Le porte-avions devrait embarquer plus de 40 aéronefs, dont des chasseurs Rafale M, des avions de guet aérien E-2D Hawkeye, des hélicoptères et des drones. À terme, il est également destiné à soutenir les futurs avions de combat de nouvelle génération développés par la France dans le cadre du programme FCCAS (Future Combat Air System). Les études préliminaires indiquent un pont d'envol considérablement agrandi, d'environ 17 000 mètres carrés, offrant une cadence de lancement et une flexibilité opérationnelle supérieures à celles du porte-avions Charles de Gaulle.

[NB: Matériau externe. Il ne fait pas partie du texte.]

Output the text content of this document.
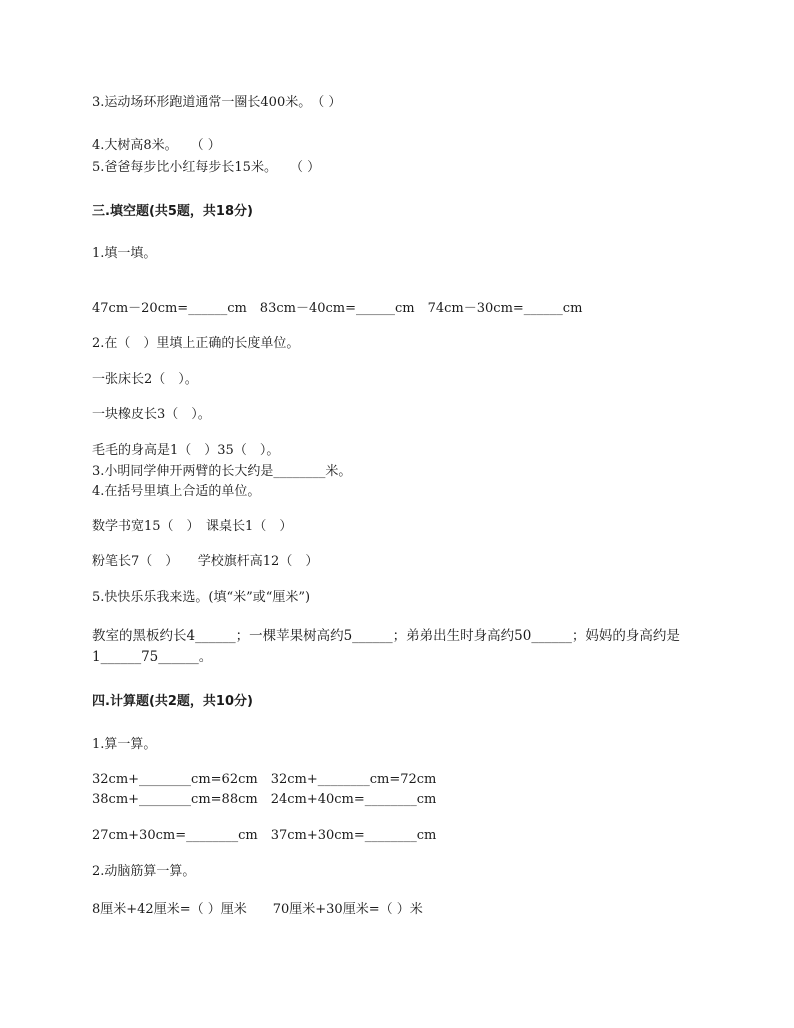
3.运动场环形跑道通常一圈长400米。　（ ）
4.大树高8米。　　（ ）
5.爸爸每步比小红每步长15米。　　（ ）
三.填空题(共5题，共18分)
1.填一填。
47cm－20cm=______cm　83cm－40cm=______cm　74cm－30cm=______cm
2.在（　）里填上正确的长度单位。
一张床长2（　）。
一块橡皮长3（　）。
毛毛的身高是1（　）35（　）。
3.小明同学伸开两臂的长大约是________米。
4.在括号里填上合适的单位。
数学书宽15（　）　课桌长1（　）
粉笔长7（　）　　学校旗杆高12（　）
5.快快乐乐我来选。(填“米”或“厘米”)
教室的黑板约长4______；一棵苹果树高约5______；弟弟出生时身高约50______；妈妈的身高约是1______75______。
四.计算题(共2题，共10分)
1.算一算。
32cm+________cm=62cm　32cm+________cm=72cm
38cm+________cm=88cm　24cm+40cm=________cm
27cm+30cm=________cm　37cm+30cm=________cm
2.动脑筋算一算。
8厘米+42厘米=（ ）厘米　　70厘米+30厘米=（ ）米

La propulsion sera assurée par deux nouveaux réacteurs nucléaires K22, développant chacun environ 220 mégawatts de puissance électrique pour alimenter les systèmes entièrement électriques du navire ainsi que les équipements de lancement électromagnétiques. Si la confirmation de Macron témoigne d'un engagement politique, d'importantes étapes restent à franchir. Selon des informations parues en début d'année dans le secteur de la défense français, la commande officielle de construction devrait être passée avant la fin de 2025, les travaux de construction proprement dits devant débuter au début des années 2030. La pleine capacité opérationnelle est actuellement prévue pour 2038 environ.